As it always goes, my trip to Texas flew by so fast I barely know where the last two weeks went. I enjoyed such a sweet time with my family and friends, the most beautiful weather imaginable, and copious amounts of unforgettably delicious food. My kids transformed into perfect little Texans. My city girl Juanita turned country overnight: splashing in the creek, dominating the dogs, and grooming with the horses like a pro. Attilio accidentally ate a fiery-hot jalapeño and was terrified of all food for the rest of the day. He eventually recovered, and discovered that he loves tacos and BBQ as much as any full-grown cowboy.

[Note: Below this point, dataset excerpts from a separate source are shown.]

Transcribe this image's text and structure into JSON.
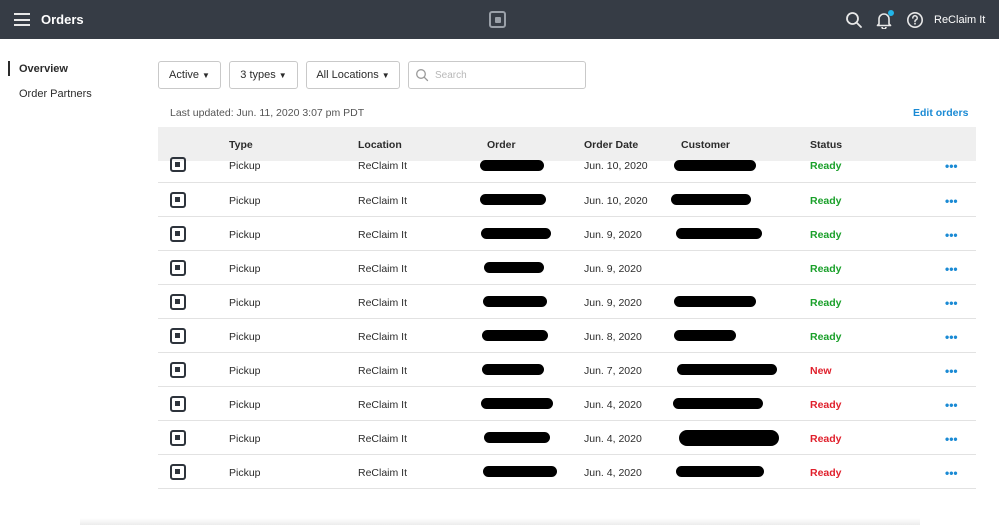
{
  "header": {
    "title": "Orders",
    "account": "ReClaim It"
  },
  "sidebar": {
    "items": [
      {
        "label": "Overview",
        "active": true
      },
      {
        "label": "Order Partners",
        "active": false
      }
    ]
  },
  "filters": {
    "status": "Active",
    "types": "3 types",
    "locations": "All Locations",
    "search_placeholder": "Search"
  },
  "last_updated": "Last updated: Jun. 11, 2020 3:07 pm PDT",
  "edit_orders": "Edit orders",
  "table": {
    "columns": [
      "Type",
      "Location",
      "Order",
      "Order Date",
      "Customer",
      "Status"
    ],
    "rows": [
      {
        "type": "Pickup",
        "location": "ReClaim It",
        "date": "Jun. 10, 2020",
        "status": "Ready"
      },
      {
        "type": "Pickup",
        "location": "ReClaim It",
        "date": "Jun. 10, 2020",
        "status": "Ready"
      },
      {
        "type": "Pickup",
        "location": "ReClaim It",
        "date": "Jun. 9, 2020",
        "status": "Ready"
      },
      {
        "type": "Pickup",
        "location": "ReClaim It",
        "date": "Jun. 9, 2020",
        "status": "Ready"
      },
      {
        "type": "Pickup",
        "location": "ReClaim It",
        "date": "Jun. 9, 2020",
        "status": "Ready"
      },
      {
        "type": "Pickup",
        "location": "ReClaim It",
        "date": "Jun. 8, 2020",
        "status": "Ready"
      },
      {
        "type": "Pickup",
        "location": "ReClaim It",
        "date": "Jun. 7, 2020",
        "status": "New"
      },
      {
        "type": "Pickup",
        "location": "ReClaim It",
        "date": "Jun. 4, 2020",
        "status": "Ready"
      },
      {
        "type": "Pickup",
        "location": "ReClaim It",
        "date": "Jun. 4, 2020",
        "status": "Ready"
      },
      {
        "type": "Pickup",
        "location": "ReClaim It",
        "date": "Jun. 4, 2020",
        "status": "Ready"
      }
    ],
    "more_label": "•••"
  },
  "colors": {
    "topbar": "#363c45",
    "ready": "#1aa02a",
    "new": "#e0202c",
    "link": "#1a8ad4"
  },
  "icons": {
    "menu": "hamburger-icon",
    "logo": "square-logo-icon",
    "search": "search-icon",
    "notifications": "bell-icon",
    "help": "help-icon",
    "row": "square-register-icon"
  }
}
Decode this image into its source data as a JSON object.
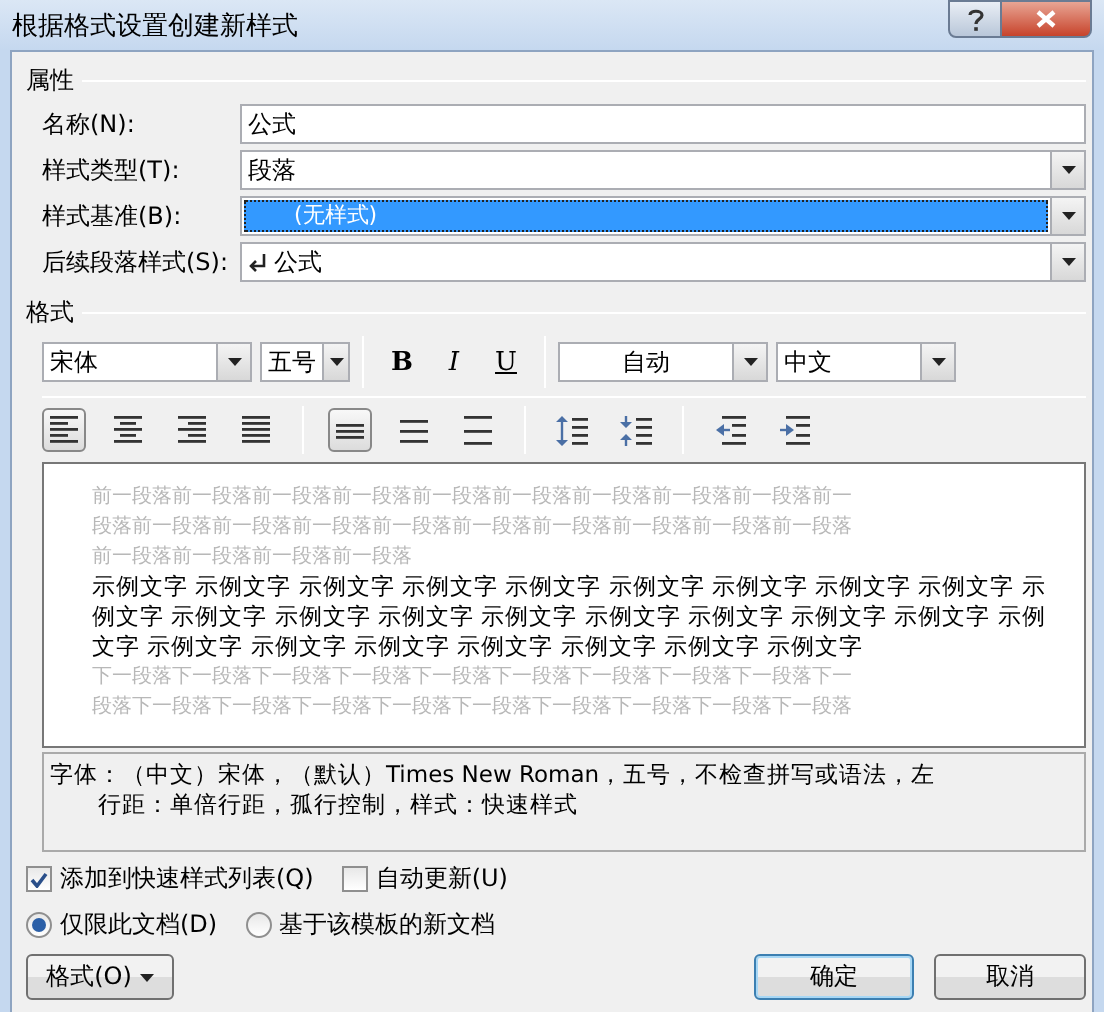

Like always, I stocked up on some new cookbooks and immediately tried out this new recipe from The New Sugar and Spice: A Recipe for Bolder Baking by Samantha Seneviratne. These bars turned out so well I can’t wait to try the rest of the recipes in her book.
So, stay tuned for more recipes, and meanwhile check out my instagram feed for pictures and stories from my trip!
Sour Cherry Cheesecake Bars
by Samantha Seneviratne from The New Sugar and Spice: A Recipe for Bolder Baking
For the compote
- 3 cups (425 g) pitted sour cherries, thawed if frozen
- 1/3 cup (65 g) sugar
- 1/4 tsp. ground cloves
- 1/4 tsp. ground cinnamon
- Pinch of kosher salt
- 1 Tbs. cornstarch
For the pastry
- 2 cups (250 g) all-purpose flour
- 1/3 cup (65 g) sugar
- 2 tsp. baking powder
- 1/2 tsp. salt
- 3/4 cup (1-1/2 sticks) cold unsalted butter, cut into cubes
- 3 large egg yolks
For the cheesecake
- 8 oz. cream cheese, at room temperature
- 1/4 cup sugar
- 1 large egg
Preheat the oven to 350°F. Line a 9-inch square baking pan with parchment paper, leaving a 2-inch overhang on two sides.
To prepare the compote, bring the cherries, sugar, cloves, cinnamon, and salt to a simmer in a small saucepan over medium heat. Cook until the cherries are very tender, about 5 minutes, then crush them in the pan with a potato masher. In a small bowl, whisk together the cornstarch and about 2 Tbs. of the juice from the cherry mixture. Add the cornstarch mixture back into the saucepan and simmer until thickened, 2 to 3 minutes. Remove from the heat and let the compote cool slightly. It should be the consistency of a loose jam. Reserve 1-1/2 cups of the compote for the bars.
To prepare the pastry, in the bowl of a food processor fitted with the metal blade, add the flour, sugar, baking powder, and salt and pulse to combine. Add the butter and pulse until the mixture resembles coarse meal. Add the egg yolks and pulse just until the mixture is evenly moistened but still somewhat sandy. Sprinkle a little bit more than half of the flour mixture in the prepared pan and press it down into an even layer. Bake until set and golden brown, 20 to 25 minutes. Let cool slightly.
To prepare the cheesecake layer, whisk together the cream cheese and sugar in a medium bowl until smooth. Whisk in the egg.
Spread the cream cheese mixture evenly over the baked bottom crust. Drop the cherry compote in dollops evenly on top of the cream cheese mixture and then gently spread it out, keeping the cream cheese layer in place as best you can. Sprinkle the remaining flour mixture on top, squeezing it to make some clumps bigger than the others.
Bake until the cheesecake layer is set and the topping is deep golden brown, 30 to 40 minutes. Let cool completely on a rack. To serve, cut around the edges to loosen them from the pan, then use the parchment to lift the uncut bars out of the pan and onto a cutting board. Use a long sharp knife to cut into bars.